The Misconceptions About Depression

I woke up with my eyes almost swollen shut. I cried myself to sleep and had only gotten a hour or two of rest. I was exhausted physically, mentally and emotionally. I was exhausted in every way a person could be.

The night before, I had planned to commit suicide. I had been struggling with depression (something I’ve talked about here) and couldn’t handle it anymore. However, thankfully, I didn’t go through with it. I emailed my college’s counseling center asking for help and cried the night away. Once I woke up, I immediately checked my email. Sure enough, there was an email from the counseling center. There in that tiny little dorm room, I decided to address my mental health issues that I had ignored for months in fear that it meant I was “crazy.”

I also decided that day that once I got healthy again, I would tell my story in hope to help others and end the stigma surrounding mental health issues. This week is Suicide Prevention Week. The leading cause of suicide is untreated depression. Talking to people about this topic, I realized there are a lot of misconceptions about depression.

No, I can’t just get over it.

No matter how many times you tell someone to “just get over,” they can’t. It’s not that simple. Someone who is suffering from clinical depression can’t decide one day to just forget about it. It’s going to take time, professional help and sometimes even meds. Furthermore, you telling someone to get over it isn’t helpful. It makes me them feel like a burden and who really wants to feel like a burden?

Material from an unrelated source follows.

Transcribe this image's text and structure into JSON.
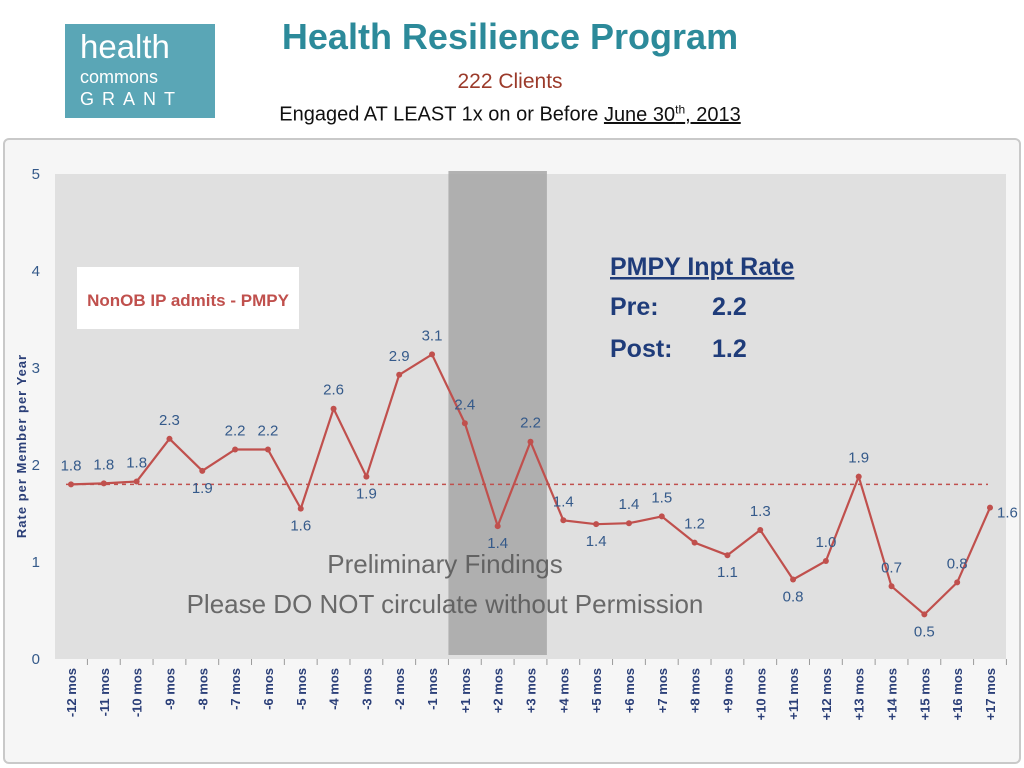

Taking anti-depressants doesn’t mean you are weak.

Taking meds doesn’t mean you are weak or crazy. It is something I struggled with myself. I thought if I took anti-depressants that it meant my disease had won. Not the case. I view it now as me taking my mental illness into my owns hands and making my mental health my number priority. I am no longer on the meds but I thank them for helping me get out of the dark hole I was in. It also takes time to find the right medication. If something doesn’t feel right, be your own advocate and tell your doctor.

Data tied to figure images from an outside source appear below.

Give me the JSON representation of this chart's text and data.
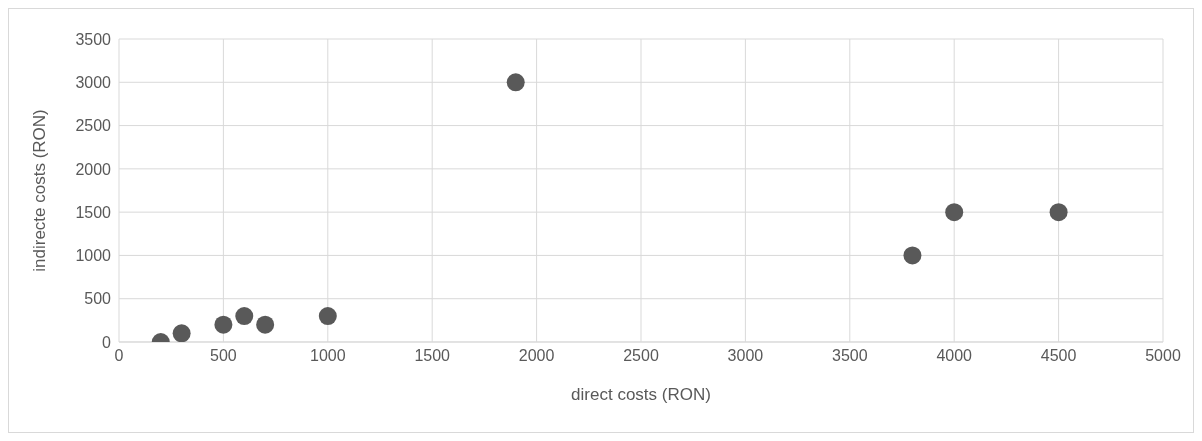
{
  "chart_data": {
    "type": "scatter",
    "xlabel": "direct costs (RON)",
    "ylabel": "indirecte costs (RON)",
    "x": [
      200,
      300,
      500,
      600,
      700,
      1000,
      1900,
      3800,
      4000,
      4500
    ],
    "values": [
      0,
      100,
      200,
      300,
      200,
      300,
      3000,
      1000,
      1500,
      1500
    ],
    "color": "#595959",
    "marker": "circle",
    "xlim": [
      0,
      5000
    ],
    "xticks": [
      0,
      500,
      1000,
      1500,
      2000,
      2500,
      3000,
      3500,
      4000,
      4500,
      5000
    ],
    "ylim": [
      0,
      3500
    ],
    "yticks": [
      0,
      500,
      1000,
      1500,
      2000,
      2500,
      3000,
      3500
    ],
    "grid": true,
    "legend": false
  }
}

Anti-depressants are only one part of getting help.

Now, first let me state that I am not a psychiatrist¬†or a mental health professional in any way so take my opinion as you will. I don’t think depression can only be treated with meds. I think it needs to be a combo of meds and therapy. Meds deal with the biology of the brain but therapy helps you deal with emotional issues. In my experience, it’s a combination of the two when dealing with depression. For me, therapy has help give me the skills to deal with my depression on a daily basis.

It’s going to take time.

You have admitted to yourself that you are depressed and want to seek help. That is a great and amazing first step. You should be proud. However, the real work is just beginning. Finding a therapist you are comfortable with and a medication that works properly can take some time. Also, feeling “normal” again will take time too. Don’t give up. Everything you are doing will be so worth it.

There isn’t miracle cure for depression. It is something I have dealt with for most of my life and probably will for the rest of it. At the end of the day, we all need to talk about. We need to talk to about our feelings, our day to day struggles and everything else. We need to talk about depression even when we are at our worst. We especially need to talk about it with people who don’t suffer from mental health issues. The more talking there is, the more understanding there will be. With more understanding, the more people will be less afraid to come forward and get the help they need.